Species: Feline | Classification: Miscellaneous
- Contrast media are agents used to improve visualization of organs within tissue of similar radiographic contrast.
- Contast techniques provide detail of organ size, shape, position and internal detail.
- In some instances assessment of organ function may be permitted.
- The ideal contrast agent should be:
- Persist for sufficient length of time.
- Easily and totally excreted from body.
- Have different absorptive power from tissue of interest.
- There are disadvantages of, and risks associated with, all contrast media.
Principles of contrast
- Contrast on a radiograph is the difference in optical density between areas of the radiograph.
- The density produced on a radiograph at 50-70 kV is proportion to the atomic number squared of the tissue under examination.
- Contrast media may be divided intopositiveandnegativecontrast agents.
- Positive contrast agents have a higher atomic number than tissue, eg:
- Barium = 56.
- Iodine = 53.
- Bone 14.0.
- Soft tissue 7.4.
- Fat 5.9.
- (Lead 82).
- Negative contrast agents are relatively radiolucent due to low specific gravity.
- Before performing any contrast study plain radiographs must be taken to identify lesions that may be masked by contrast administration, eg radioopaque foreign bodies which may be masked by barium administration.
Negative contrast agents
- Oxygen, air, carbon dioxide and nitrous oxide.
- Negative contrast agents can be used for:
- Do not give as much mucosal detail as positive or double contrast studies.
- Fatal air embolus has been reported following pneumocystography and urethrography.
Carbon dioxide is probably safer due to higher solubility in serum.
- Oxygen is a fire risk.
- Readily available.
Positive contrast agents
- Provide contrast from tissues by virtue of high atomic number.
- Give better contrast and mucosal detail than negative contrast agents.
- There are two readily available types of contrast agent, ie iodine based and barium based.
- Used primarily for contrast examination of the gastrointestinal tract as not metabolized or excreted.
- Historically used for cystography and bronchography although now superceded by safer iodine based water soluble agents.
- Available in several forms:
- Colloidal suspension (used for GI examinations).
- Paste (used for esophageal studies especially if looking for mucosal abnormalities).

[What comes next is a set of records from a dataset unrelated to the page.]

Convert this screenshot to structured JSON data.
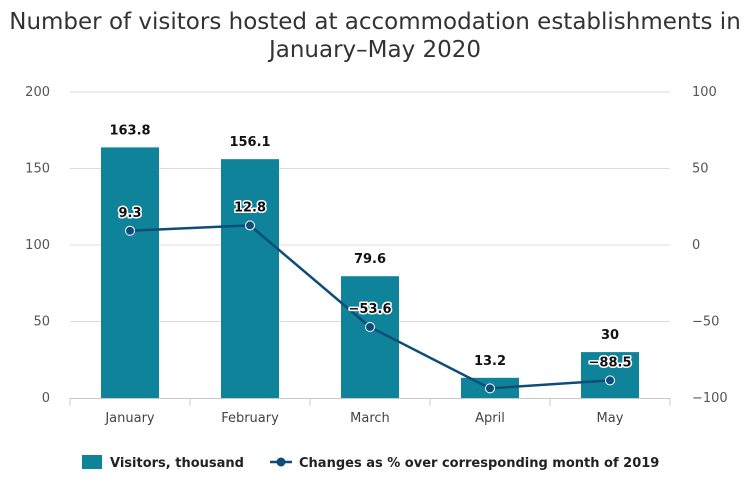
{
  "chart_data": {
    "type": "bar",
    "title": "Number of visitors hosted at accommodation establishments in January–May 2020",
    "categories": [
      "January",
      "February",
      "March",
      "April",
      "May"
    ],
    "series": [
      {
        "name": "Visitors, thousand",
        "type": "bar",
        "axis": "left",
        "color": "#0e8399",
        "values": [
          163.8,
          156.1,
          79.6,
          13.2,
          30
        ]
      },
      {
        "name": "Changes as % over corresponding month of 2019",
        "type": "line",
        "axis": "right",
        "color": "#0e4d78",
        "values": [
          9.3,
          12.8,
          -53.6,
          -93.7,
          -88.5
        ],
        "labels": [
          "9.3",
          "12.8",
          "-53.6",
          "",
          "-88.5"
        ]
      }
    ],
    "bar_labels": [
      "163.8",
      "156.1",
      "79.6",
      "13.2",
      "30"
    ],
    "ylim_left": [
      0,
      200
    ],
    "yticks_left": [
      0,
      50,
      100,
      150,
      200
    ],
    "ylim_right": [
      -100,
      100
    ],
    "yticks_right": [
      -100,
      -50,
      0,
      50,
      100
    ],
    "grid": true,
    "legend": "bottom-center"
  }
}
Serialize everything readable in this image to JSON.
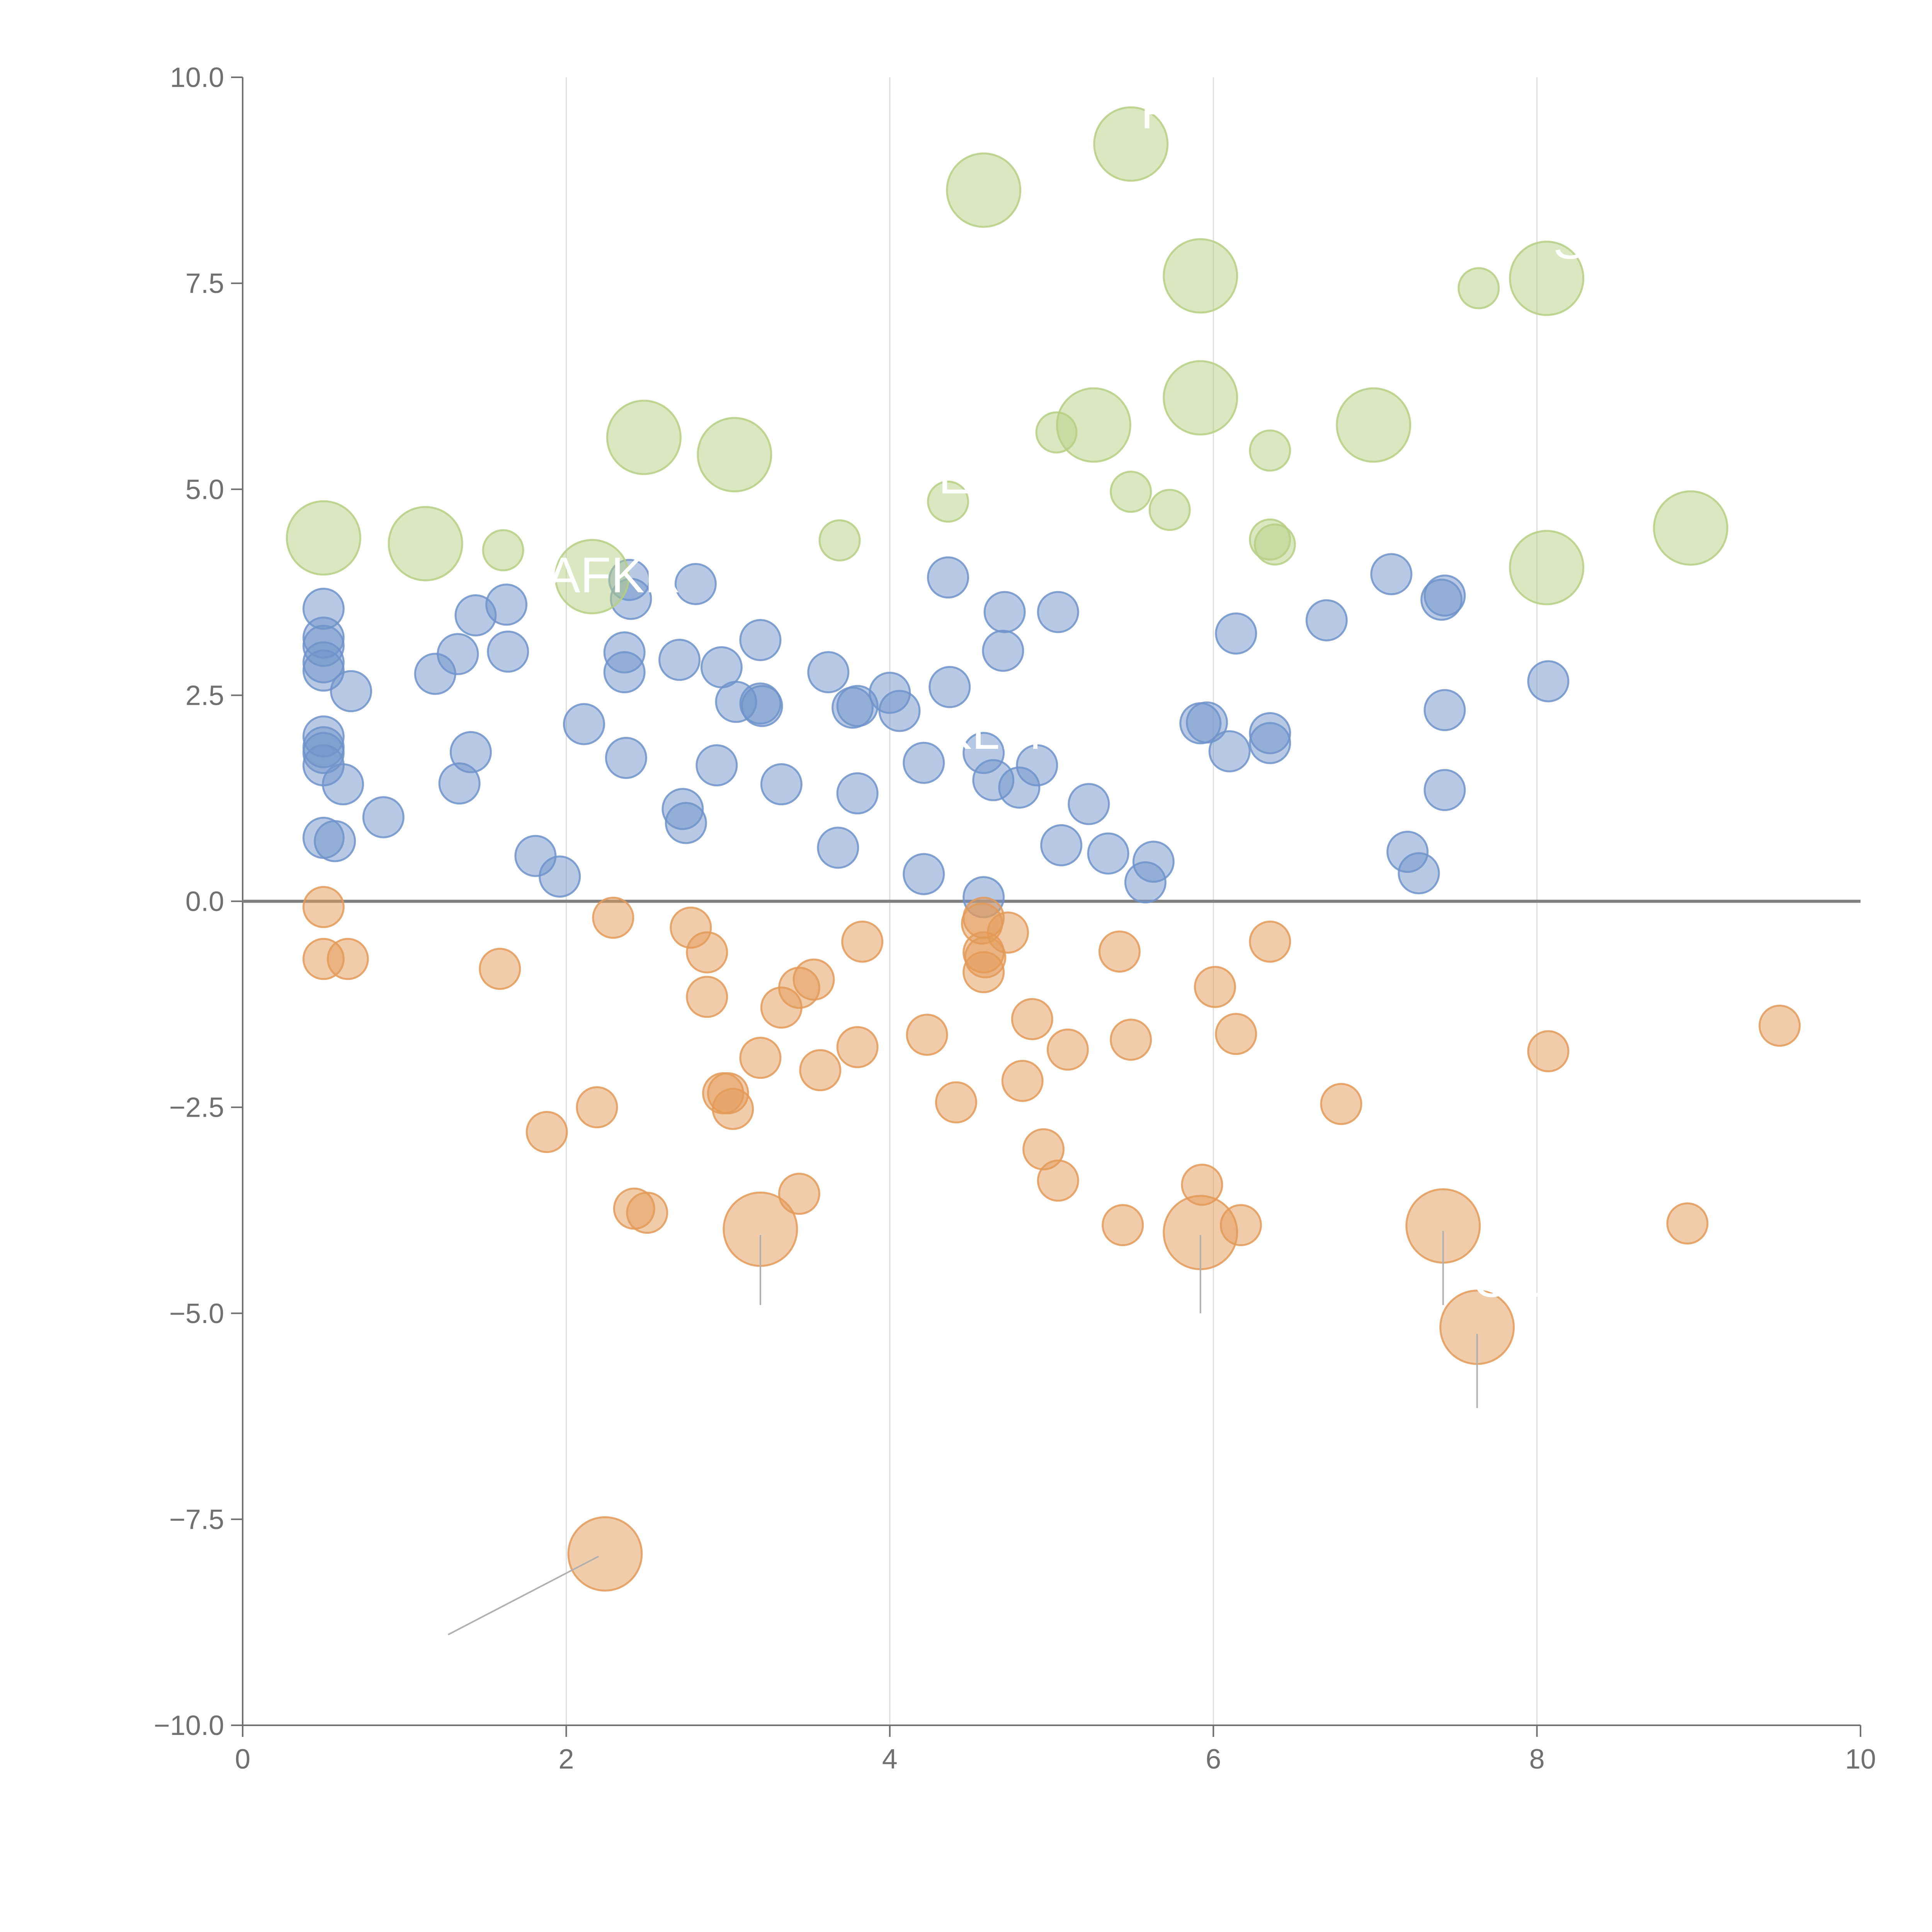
{
  "colors": {
    "background": "#ffffff",
    "axis": "#707070",
    "grid": "#dddddd",
    "zero_line": "#808080",
    "leader": "#b0b0b0",
    "label": "#ffffff"
  },
  "chart_data": {
    "type": "scatter",
    "title": "",
    "xlabel": "",
    "ylabel": "",
    "xlim": [
      0,
      10
    ],
    "ylim": [
      -10,
      10
    ],
    "x_ticks": [
      0,
      2,
      4,
      6,
      8,
      10
    ],
    "x_tick_labels": [
      "0",
      "2",
      "4",
      "6",
      "8",
      "10"
    ],
    "y_ticks": [
      10,
      7.5,
      5,
      2.5,
      0,
      -2.5,
      -5,
      -7.5,
      -10
    ],
    "y_tick_labels": [
      "10.0",
      "7.5",
      "5.0",
      "2.5",
      "0.0",
      "−2.5",
      "−5.0",
      "−7.5",
      "−10.0"
    ],
    "x_gridlines": [
      2,
      4,
      6,
      8
    ],
    "zero_line_y": 0,
    "series": [
      {
        "name": "blue",
        "color": "#6f93ca",
        "points": [
          [
            0.5,
            3.55,
            1
          ],
          [
            0.5,
            3.2,
            1
          ],
          [
            0.5,
            3.1,
            1
          ],
          [
            0.5,
            2.9,
            1
          ],
          [
            0.5,
            2.8,
            1
          ],
          [
            0.67,
            2.55,
            1
          ],
          [
            0.5,
            2.0,
            1
          ],
          [
            0.5,
            1.87,
            1
          ],
          [
            0.5,
            1.8,
            1
          ],
          [
            0.5,
            1.65,
            1
          ],
          [
            0.62,
            1.42,
            1
          ],
          [
            0.87,
            1.02,
            1
          ],
          [
            0.5,
            0.77,
            1
          ],
          [
            0.57,
            0.73,
            1
          ],
          [
            1.19,
            2.76,
            1
          ],
          [
            1.33,
            3.0,
            1
          ],
          [
            1.44,
            3.47,
            1
          ],
          [
            1.63,
            3.6,
            1
          ],
          [
            1.64,
            3.03,
            1
          ],
          [
            1.41,
            1.81,
            1
          ],
          [
            1.34,
            1.43,
            1
          ],
          [
            1.81,
            0.55,
            1
          ],
          [
            1.96,
            0.3,
            1
          ],
          [
            2.11,
            2.15,
            1
          ],
          [
            2.36,
            3.02,
            1
          ],
          [
            2.36,
            2.78,
            1
          ],
          [
            2.39,
            3.9,
            1
          ],
          [
            2.4,
            3.67,
            1
          ],
          [
            2.37,
            1.74,
            1
          ],
          [
            2.7,
            2.93,
            1
          ],
          [
            2.72,
            1.12,
            1
          ],
          [
            2.74,
            0.95,
            1
          ],
          [
            2.8,
            3.85,
            1
          ],
          [
            2.93,
            1.65,
            1
          ],
          [
            2.96,
            2.84,
            1
          ],
          [
            3.05,
            2.42,
            1
          ],
          [
            3.2,
            3.17,
            1
          ],
          [
            3.2,
            2.4,
            1
          ],
          [
            3.21,
            2.37,
            1
          ],
          [
            3.33,
            1.42,
            1
          ],
          [
            3.62,
            2.78,
            1
          ],
          [
            3.68,
            0.65,
            1
          ],
          [
            3.77,
            2.35,
            1
          ],
          [
            3.8,
            2.37,
            1
          ],
          [
            3.8,
            1.31,
            1
          ],
          [
            4.0,
            2.53,
            1
          ],
          [
            4.06,
            2.31,
            1
          ],
          [
            4.21,
            1.68,
            1
          ],
          [
            4.21,
            0.33,
            1
          ],
          [
            4.36,
            3.93,
            1
          ],
          [
            4.37,
            2.6,
            1
          ],
          [
            4.58,
            1.8,
            1
          ],
          [
            4.64,
            1.47,
            1
          ],
          [
            4.58,
            0.05,
            1
          ],
          [
            4.71,
            3.51,
            1
          ],
          [
            4.7,
            3.04,
            1
          ],
          [
            4.8,
            1.38,
            1
          ],
          [
            4.91,
            1.65,
            1
          ],
          [
            5.04,
            3.51,
            1
          ],
          [
            5.06,
            0.68,
            1
          ],
          [
            5.23,
            1.18,
            1
          ],
          [
            5.35,
            0.58,
            1
          ],
          [
            5.58,
            0.23,
            1
          ],
          [
            5.63,
            0.48,
            1
          ],
          [
            5.92,
            2.16,
            1
          ],
          [
            5.96,
            2.17,
            1
          ],
          [
            6.1,
            1.82,
            1
          ],
          [
            6.14,
            3.25,
            1
          ],
          [
            6.35,
            2.04,
            1
          ],
          [
            6.35,
            1.92,
            1
          ],
          [
            6.7,
            3.41,
            1
          ],
          [
            7.1,
            3.97,
            1
          ],
          [
            7.2,
            0.6,
            1
          ],
          [
            7.27,
            0.34,
            1
          ],
          [
            7.41,
            3.66,
            1
          ],
          [
            7.43,
            3.71,
            1
          ],
          [
            7.43,
            2.32,
            1
          ],
          [
            7.43,
            1.35,
            1
          ],
          [
            8.07,
            2.67,
            1
          ]
        ]
      },
      {
        "name": "orange",
        "color": "#e39a58",
        "points": [
          [
            0.5,
            -0.07,
            1
          ],
          [
            0.5,
            -0.7,
            1
          ],
          [
            0.65,
            -0.7,
            1
          ],
          [
            1.59,
            -0.82,
            1
          ],
          [
            1.88,
            -2.8,
            1
          ],
          [
            2.19,
            -2.5,
            1
          ],
          [
            2.29,
            -0.2,
            1
          ],
          [
            2.42,
            -3.73,
            1
          ],
          [
            2.5,
            -3.78,
            1
          ],
          [
            2.77,
            -0.32,
            1
          ],
          [
            2.87,
            -0.62,
            1
          ],
          [
            2.87,
            -1.16,
            1
          ],
          [
            2.97,
            -2.33,
            1
          ],
          [
            3.0,
            -2.33,
            1
          ],
          [
            3.03,
            -2.52,
            1
          ],
          [
            3.2,
            -1.9,
            1
          ],
          [
            3.33,
            -1.29,
            1
          ],
          [
            3.44,
            -1.05,
            1
          ],
          [
            3.53,
            -0.95,
            1
          ],
          [
            3.44,
            -3.55,
            1
          ],
          [
            3.57,
            -2.05,
            1
          ],
          [
            3.8,
            -1.77,
            1
          ],
          [
            3.83,
            -0.49,
            1
          ],
          [
            4.23,
            -1.62,
            1
          ],
          [
            4.41,
            -2.44,
            1
          ],
          [
            4.58,
            -0.2,
            1
          ],
          [
            4.57,
            -0.27,
            1
          ],
          [
            4.58,
            -0.62,
            1
          ],
          [
            4.59,
            -0.68,
            1
          ],
          [
            4.58,
            -0.86,
            1
          ],
          [
            4.73,
            -0.38,
            1
          ],
          [
            4.82,
            -2.18,
            1
          ],
          [
            4.88,
            -1.43,
            1
          ],
          [
            4.95,
            -3.01,
            1
          ],
          [
            5.04,
            -3.39,
            1
          ],
          [
            5.1,
            -1.8,
            1
          ],
          [
            5.42,
            -0.61,
            1
          ],
          [
            5.49,
            -1.68,
            1
          ],
          [
            5.44,
            -3.93,
            1
          ],
          [
            5.93,
            -3.44,
            1
          ],
          [
            6.01,
            -1.04,
            1
          ],
          [
            6.14,
            -1.61,
            1
          ],
          [
            6.17,
            -3.93,
            1
          ],
          [
            6.35,
            -0.49,
            1
          ],
          [
            6.79,
            -2.46,
            1
          ],
          [
            8.07,
            -1.82,
            1
          ],
          [
            8.93,
            -3.91,
            1
          ],
          [
            9.5,
            -1.51,
            1
          ],
          [
            3.2,
            -3.98,
            3
          ],
          [
            5.92,
            -4.02,
            3
          ],
          [
            7.42,
            -3.94,
            3
          ],
          [
            7.63,
            -5.17,
            3
          ],
          [
            2.24,
            -7.92,
            3
          ]
        ]
      },
      {
        "name": "green",
        "color": "#b5cf83",
        "points": [
          [
            1.61,
            4.26,
            1
          ],
          [
            3.69,
            4.38,
            1
          ],
          [
            4.36,
            4.85,
            1
          ],
          [
            5.03,
            5.69,
            1
          ],
          [
            5.49,
            4.97,
            1
          ],
          [
            5.73,
            4.75,
            1
          ],
          [
            6.35,
            5.47,
            1
          ],
          [
            6.35,
            4.39,
            1
          ],
          [
            6.38,
            4.33,
            1
          ],
          [
            7.64,
            7.44,
            1
          ],
          [
            0.5,
            4.41,
            3
          ],
          [
            1.13,
            4.34,
            3
          ],
          [
            2.16,
            3.94,
            3
          ],
          [
            2.48,
            5.63,
            3
          ],
          [
            3.04,
            5.42,
            3
          ],
          [
            4.58,
            8.63,
            3
          ],
          [
            5.26,
            5.78,
            3
          ],
          [
            5.49,
            9.19,
            3
          ],
          [
            5.92,
            7.59,
            3
          ],
          [
            5.92,
            6.11,
            3
          ],
          [
            6.99,
            5.78,
            3
          ],
          [
            8.06,
            7.56,
            3
          ],
          [
            8.06,
            4.05,
            3
          ],
          [
            8.95,
            4.53,
            3
          ]
        ]
      }
    ],
    "annotations": [
      {
        "text": "AFKR",
        "x": 1.88,
        "y": 3.75
      },
      {
        "text": "FU",
        "x": 5.55,
        "y": 9.38
      },
      {
        "text": "SH",
        "x": 8.1,
        "y": 7.8
      },
      {
        "text": "ELM",
        "x": 4.3,
        "y": 4.95
      },
      {
        "text": "KLM",
        "x": 4.3,
        "y": 1.85
      },
      {
        "text": "OL",
        "x": 7.6,
        "y": -4.8
      }
    ],
    "leader_lines": [
      [
        3.2,
        -4.05,
        3.2,
        -4.9
      ],
      [
        5.92,
        -4.05,
        5.92,
        -5.0
      ],
      [
        7.42,
        -4.0,
        7.42,
        -4.9
      ],
      [
        7.63,
        -5.25,
        7.63,
        -6.15
      ],
      [
        2.2,
        -7.95,
        1.27,
        -8.9
      ]
    ]
  }
}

- BIPS (used to assess GI motility and for detection of GI obstruction).
- Enema kits.
- Gives good mucosal detail.
- No osmotic effect therefore radiodensity persists.
- Relatively palatable.
- Aspiration pneumonia if aspirated.
- If leaks into body cavities or organs may persist indefinitely and can cause granulomatous reactions.
Iodine based preparations
- Divided into four types:
- Ionic water soluble.
- Non-ionic water soluble.
- Oily agents.
- Agents excreted in the bile.
Ionic water soluble
- Imaging of:
- Cardiovascular system.
- Urinary system.
- Salivary glands.
- Tear ducts.
- Gastrointestinal tract.
Low osmolar ionic water soluble agents safer if poor cardiac or renal function.
- Dissociate in solution and unsuitable for myelography as ionic charge is neurotoxic.
Must use non-ionic water soluble contrast agents for myelography.
- High osmotic pressure 5-7 times body fluids which can cause adverse reactions:
- Circulatory effects.
- Palpitations and ECG changes.
- Extravascular irritation.
- Contraindicated if cardiovascular or renal insufficiency.
Many of these potential side effects can be avoided by performing studies under general anesthesia.
- Water soluble and intravenous administration possible.
- Excreted by kidney therefore can be used for urographic studies.
Non-ionic water soluble
- Latest agents are iso-osmolar with plasma.
- Advantages- a number of advantages over Ionic water soluble compounds:
- No ionic charge therefore can be used for myelography Radiography: myelography .
- Lower osmolarity therefore safer for cardiographic, renal studies and in neonates.
- Fewer side effects.
- More expensive.
- Iodinized oils which do not mix with water.
- Used for imaging:
- Lymphatic system.
- Sinus tracts.
- Salivary glands.
- Viscous agents are no longer available but were used in bronchography.
Agents excreted in the bile
- Chylocystopaquescan be administered intravenously.
- Contrast agents with high protein binding capacity, eg meglumine ioglycomate are excreted via the biliary system.
- Used to image:
- Gall bladder.
- Bile ducts.
Oral preparations are not suitable for animal use as have variable aborption and excretion patterns.